Researchers at the tree ring lab within the research collaborative have collected samples of both living and dead trees from across the montane, boreal, and island forests of Alberta, Saskatchewan, the Northwest Territories, northern Montana, and North Dakota to track historical data like droughts, wet seasons, and even wildfires.

According to their website, “the inter-annual to multi-decadal variability in hydroclimate recorded by the tree rings informs our understanding of the climate of the western interior, projections of future climate, reference hydrology and climate derived from instrumental records, and conventional water management and planning that assumes a sufficient and stationary water supply.”

Researchers say while trees are sensitive to their environments and store that data in their rings, different sectors are becoming more sensitive to climate hazards as well.

Collaborative director David Sauchyn said the goal is to use this data to create practical, regionally-focused information so different groups, such as municipalities, producers, and resource-based companies, can plan for wet and dry seasons and climate disasters.

“Once we’ve determined where they’re vulnerable, where they operate,” said Sauchyn, “then we can look at a set of climate variables and extract that information with various sources, including climate models, because we have more data for the future and we can determine what are the risks of climate change that this community, First Nation, business faces as a result.”

Research assistant, Sheena Stewart, said they are able to expand their data through climate oscillations tracking. This means that instead of having 100 years of climate data, the lab can track trends going back 1,000 years.

While they track the peaks and valleys of drought and precipitation cycles, there is predictability and knowledge in that information.

“There still is the natural variability, but those natural extremes, or how fast the cycle is that sort of thing, may be changing,” said Stewart.

While we’ve certainly seen some extremes over the last few years, Stewart said these may not be the historical highs or lows people see them as.
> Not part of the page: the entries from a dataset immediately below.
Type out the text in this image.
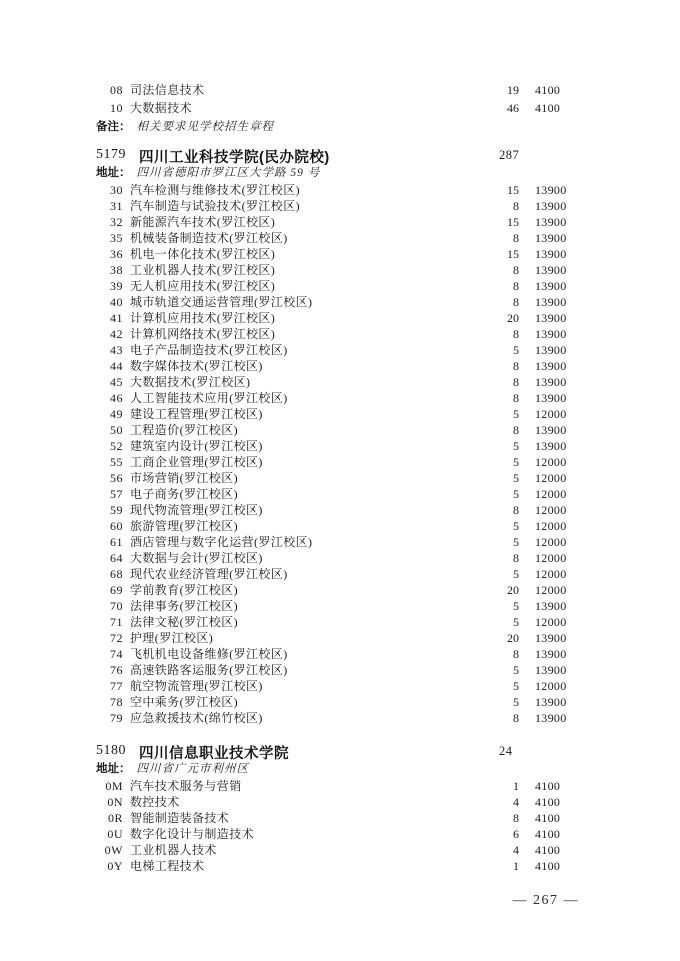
08 司法信息技术	19 4100
10 大数据技术	46 4100
备注： 相关要求见学校招生章程
5179 四川工业科技学院(民办院校)	287
地址： 四川省德阳市罗江区大学路 59 号
30 汽车检测与维修技术(罗江校区)	15 13900
31 汽车制造与试验技术(罗江校区)	8 13900
32 新能源汽车技术(罗江校区)	15 13900
35 机械装备制造技术(罗江校区)	8 13900
36 机电一体化技术(罗江校区)	15 13900
38 工业机器人技术(罗江校区)	8 13900
39 无人机应用技术(罗江校区)	8 13900
40 城市轨道交通运营管理(罗江校区)	8 13900
41 计算机应用技术(罗江校区)	20 13900
42 计算机网络技术(罗江校区)	8 13900
43 电子产品制造技术(罗江校区)	5 13900
44 数字媒体技术(罗江校区)	8 13900
45 大数据技术(罗江校区)	8 13900
46 人工智能技术应用(罗江校区)	8 13900
49 建设工程管理(罗江校区)	5 12000
50 工程造价(罗江校区)	8 13900
52 建筑室内设计(罗江校区)	5 13900
55 工商企业管理(罗江校区)	5 12000
56 市场营销(罗江校区)	5 12000
57 电子商务(罗江校区)	5 12000
59 现代物流管理(罗江校区)	8 12000
60 旅游管理(罗江校区)	5 12000
61 酒店管理与数字化运营(罗江校区)	5 12000
64 大数据与会计(罗江校区)	8 12000
68 现代农业经济管理(罗江校区)	5 12000
69 学前教育(罗江校区)	20 12000
70 法律事务(罗江校区)	5 13900
71 法律文秘(罗江校区)	5 12000
72 护理(罗江校区)	20 13900
74 飞机机电设备维修(罗江校区)	8 13900
76 高速铁路客运服务(罗江校区)	5 13900
77 航空物流管理(罗江校区)	5 12000
78 空中乘务(罗江校区)	5 13900
79 应急救援技术(绵竹校区)	8 13900
5180 四川信息职业技术学院	24
地址： 四川省广元市利州区
0M 汽车技术服务与营销	1 4100
0N 数控技术	4 4100
0R 智能制造装备技术	8 4100
0U 数字化设计与制造技术	6 4100
0W 工业机器人技术	4 4100
0Y 电梯工程技术	1 4100
— 267 —
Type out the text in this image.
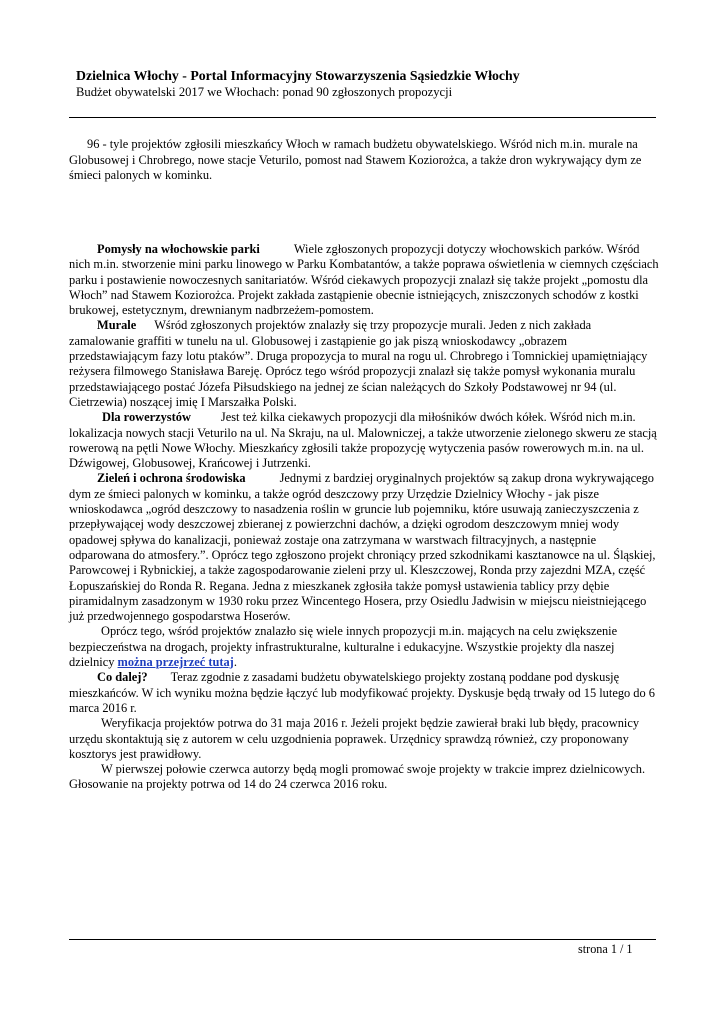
Dzielnica Włochy - Portal Informacyjny Stowarzyszenia Sąsiedzkie Włochy

Budżet obywatelski 2017 we Włochach: ponad 90 zgłoszonych propozycji

96 - tyle projektów zgłosili mieszkańcy Włoch w ramach budżetu obywatelskiego. Wśród nich m.in. murale na Globusowej i Chrobrego, nowe stacje Veturilo, pomost nad Stawem Koziorożca, a także dron wykrywający dym ze śmieci palonych w kominku.

Pomysły na włochowskie parki	Wiele zgłoszonych propozycji dotyczy włochowskich parków. Wśród nich m.in. stworzenie mini parku linowego w Parku Kombatantów, a także poprawa oświetlenia w ciemnych częściach parku i postawienie nowoczesnych sanitariatów. Wśród ciekawych propozycji znalazł się także projekt „pomostu dla Włoch” nad Stawem Koziorożca. Projekt zakłada zastąpienie obecnie istniejących, zniszczonych schodów z kostki brukowej, estetycznym, drewnianym nadbrzeżem-pomostem.

Murale Wśród zgłoszonych projektów znalazły się trzy propozycje murali. Jeden z nich zakłada zamalowanie graffiti w tunelu na ul. Globusowej i zastąpienie go jak piszą wnioskodawcy „obrazem przedstawiającym fazy lotu ptaków”. Druga propozycja to mural na rogu ul. Chrobrego i Tomnickiej upamiętniający reżysera filmowego Stanisława Bareję. Oprócz tego wśród propozycji znalazł się także pomysł wykonania muralu przedstawiającego postać Józefa Piłsudskiego na jednej ze ścian należących do Szkoły Podstawowej nr 94 (ul. Cietrzewia) noszącej imię I Marszałka Polski.

Dla rowerzystów Jest też kilka ciekawych propozycji dla miłośników dwóch kółek. Wśród nich m.in. lokalizacja nowych stacji Veturilo na ul. Na Skraju, na ul. Malowniczej, a także utworzenie zielonego skweru ze stacją rowerową na pętli Nowe Włochy. Mieszkańcy zgłosili także propozycję wytyczenia pasów rowerowych m.in. na ul. Dźwigowej, Globusowej, Krańcowej i Jutrzenki.

Zieleń i ochrona środowiska	Jednymi z bardziej oryginalnych projektów są zakup drona wykrywającego dym ze śmieci palonych w kominku, a także ogród deszczowy przy Urzędzie Dzielnicy Włochy - jak pisze wnioskodawca „ogród deszczowy to nasadzenia roślin w gruncie lub pojemniku, które usuwają zanieczyszczenia z przepływającej wody deszczowej zbieranej z powierzchni dachów, a dzięki ogrodom deszczowym mniej wody opadowej spływa do kanalizacji, ponieważ zostaje ona zatrzymana w warstwach filtracyjnych, a następnie odparowana do atmosfery.”. Oprócz tego zgłoszono projekt chroniący przed szkodnikami kasztanowce na ul. Śląskiej, Parowcowej i Rybnickiej, a także zagospodarowanie zieleni przy ul. Kleszczowej, Ronda przy zajezdni MZA, część Łopuszańskiej do Ronda R. Regana. Jedna z mieszkanek zgłosiła także pomysł ustawienia tablicy przy dębie piramidalnym zasadzonym w 1930 roku przez Wincentego Hosera, przy Osiedlu Jadwisin w miejscu nieistniejącego już przedwojennego gospodarstwa Hoserów.

Oprócz tego, wśród projektów znalazło się wiele innych propozycji m.in. mających na celu zwiększenie bezpieczeństwa na drogach, projekty infrastrukturalne, kulturalne i edukacyjne. Wszystkie projekty dla naszej dzielnicy można przejrzeć tutaj.

Co dalej? Teraz zgodnie z zasadami budżetu obywatelskiego projekty zostaną poddane pod dyskusję mieszkańców. W ich wyniku można będzie łączyć lub modyfikować projekty. Dyskusje będą trwały od 15 lutego do 6 marca 2016 r.

Weryfikacja projektów potrwa do 31 maja 2016 r. Jeżeli projekt będzie zawierał braki lub błędy, pracownicy urzędu skontaktują się z autorem w celu uzgodnienia poprawek. Urzędnicy sprawdzą również, czy proponowany kosztorys jest prawidłowy.

W pierwszej połowie czerwca autorzy będą mogli promować swoje projekty w trakcie imprez dzielnicowych. Głosowanie na projekty potrwa od 14 do 24 czerwca 2016 roku.

strona 1 / 1
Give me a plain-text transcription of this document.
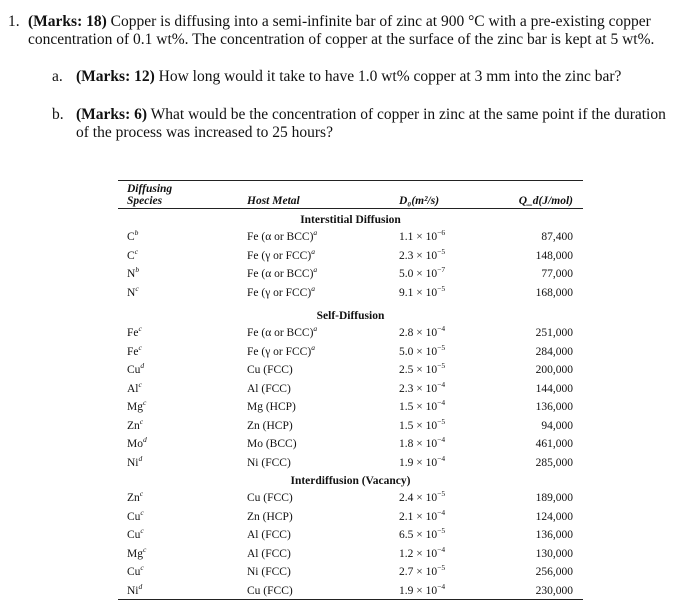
1. (Marks: 18) Copper is diffusing into a semi-infinite bar of zinc at 900 °C with a pre-existing copper concentration of 0.1 wt%. The concentration of copper at the surface of the zinc bar is kept at 5 wt%.
a. (Marks: 12) How long would it take to have 1.0 wt% copper at 3 mm into the zinc bar?
b. (Marks: 6) What would be the concentration of copper in zinc at the same point if the duration of the process was increased to 25 hours?
Diffusing
Species	Host Metal	D₀(m²/s)	Q_d(J/mol)
Interstitial Diffusion
$C^b$	Fe (α or BCC)$^a$	$1.1 \times 10^{-6}$	87,400
$C^c$	Fe (γ or FCC)$^a$	$2.3 \times 10^{-5}$	148,000
$N^b$	Fe (α or BCC)$^a$	$5.0 \times 10^{-7}$	77,000
$N^c$	Fe (γ or FCC)$^a$	$9.1 \times 10^{-5}$	168,000
Self-Diffusion
Fe$^c$	Fe (α or BCC)$^a$	$2.8 \times 10^{-4}$	251,000
Fe$^c$	Fe (γ or FCC)$^a$	$5.0 \times 10^{-5}$	284,000
Cu$^d$	Cu (FCC)	$2.5 \times 10^{-5}$	200,000
Al$^c$	Al (FCC)	$2.3 \times 10^{-4}$	144,000
Mg$^c$	Mg (HCP)	$1.5 \times 10^{-4}$	136,000
Zn$^c$	Zn (HCP)	$1.5 \times 10^{-5}$	94,000
Mo$^d$	Mo (BCC)	$1.8 \times 10^{-4}$	461,000
Ni$^d$	Ni (FCC)	$1.9 \times 10^{-4}$	285,000
Interdiffusion (Vacancy)
Zn$^c$	Cu (FCC)	$2.4 \times 10^{-5}$	189,000
Cu$^c$	Zn (HCP)	$2.1 \times 10^{-4}$	124,000
Cu$^c$	Al (FCC)	$6.5 \times 10^{-5}$	136,000
Mg$^c$	Al (FCC)	$1.2 \times 10^{-4}$	130,000
Cu$^c$	Ni (FCC)	$2.7 \times 10^{-5}$	256,000
Ni$^d$	Cu (FCC)	$1.9 \times 10^{-4}$	230,000
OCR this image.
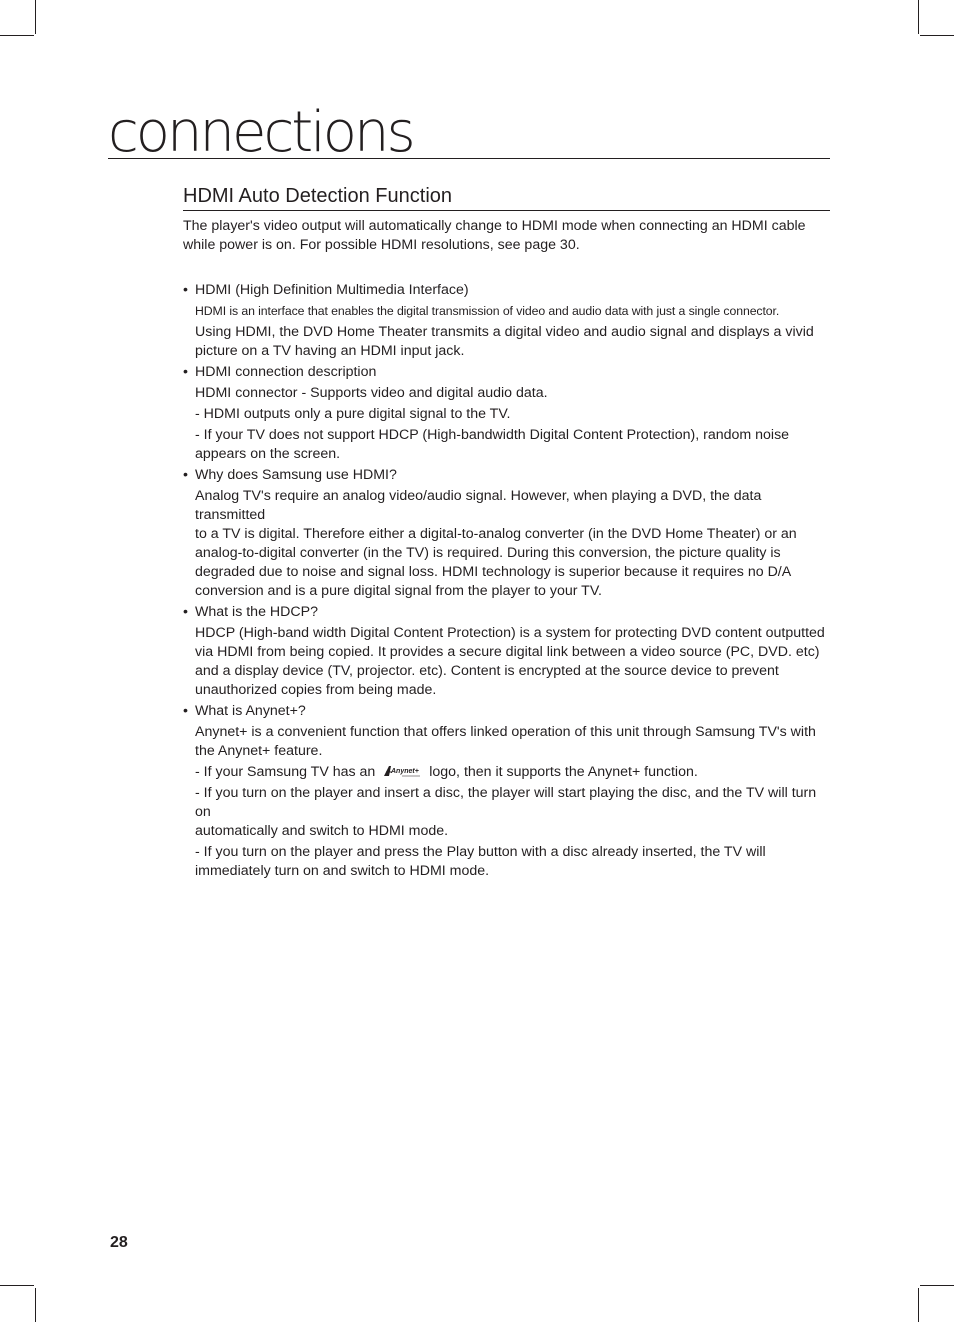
connections
HDMI Auto Detection Function
The player's video output will automatically change to HDMI mode when connecting an HDMI cable
while power is on. For possible HDMI resolutions, see page 30.
• HDMI (High Definition Multimedia Interface)
HDMI is an interface that enables the digital transmission of video and audio data with just a single connector.
Using HDMI, the DVD Home Theater transmits a digital video and audio signal and displays a vivid
picture on a TV having an HDMI input jack.
• HDMI connection description
HDMI connector - Supports video and digital audio data.
- HDMI outputs only a pure digital signal to the TV.
- If your TV does not support HDCP (High-bandwidth Digital Content Protection), random noise
appears on the screen.
• Why does Samsung use HDMI?
Analog TV's require an analog video/audio signal. However, when playing a DVD, the data transmitted
to a TV is digital. Therefore either a digital-to-analog converter (in the DVD Home Theater) or an
analog-to-digital converter (in the TV) is required. During this conversion, the picture quality is
degraded due to noise and signal loss. HDMI technology is superior because it requires no D/A
conversion and is a pure digital signal from the player to your TV.
• What is the HDCP?
HDCP (High-band width Digital Content Protection) is a system for protecting DVD content outputted
via HDMI from being copied. It provides a secure digital link between a video source (PC, DVD. etc)
and a display device (TV, projector. etc). Content is encrypted at the source device to prevent
unauthorized copies from being made.
• What is Anynet+?
Anynet+ is a convenient function that offers linked operation of this unit through Samsung TV's with
the Anynet+ feature.
- If your Samsung TV has an Anynet+ logo, then it supports the Anynet+ function.
- If you turn on the player and insert a disc, the player will start playing the disc, and the TV will turn on
automatically and switch to HDMI mode.
- If you turn on the player and press the Play button with a disc already inserted, the TV will
immediately turn on and switch to HDMI mode.
28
This could potentially be a sign of worse things to come.

“In our working memory, the worst case scenarios that have come to mind aren’t necessarily the worst case scenarios that have occurred in history, beyond what we’ve been able to record with the instrumental records, and beyond our memory of the people who are living currently,” said Stewart.

Sauchyn said more extreme heat can mean a drop in precipitation, and for the ag sector, those extremes can be difficult to manage. Pests also like those warmer conditions, so Sauchyn is also seeing an increase of disease along with those higher temperature trends.

Sauchyn has been a part of the climate change discussion for the last four decades, watching the conversation change from an environmental issue, to a social issue, and then a business issue. He said it’s been only recently that adapting to climate change has been on people’s radar.

“People recovered and did things a bit differently, but it wasn’t like there is today. All the communities and municipalities, sectors of the economy, everybody’s in the process of developing a plan on how to deal with climate change, and that’s a radical task.”

Education is a huge part of both people’s ability to adapt to climate change and learning how to slow down the process, Sauchyn said, especially since climate change has been and will continue to impact every element of business, agriculture, and the economy. Being a teacher at the University of Regina with a student pool of 14,000, only 10 students a year register for the course. This isn’t good enough, he said.

“We’ve always downplayed the role that knowledge of nature in our environment plays in the planning process. And all of a sudden, with what’s called ESG, environment, social and governance, all of a sudden, we have to educate all these people about the value of the environment, how it works, because it’s never been a part of their education.”

Slowing down climate change is possible, said Sauchyn, but adapting to what is coming is just as important.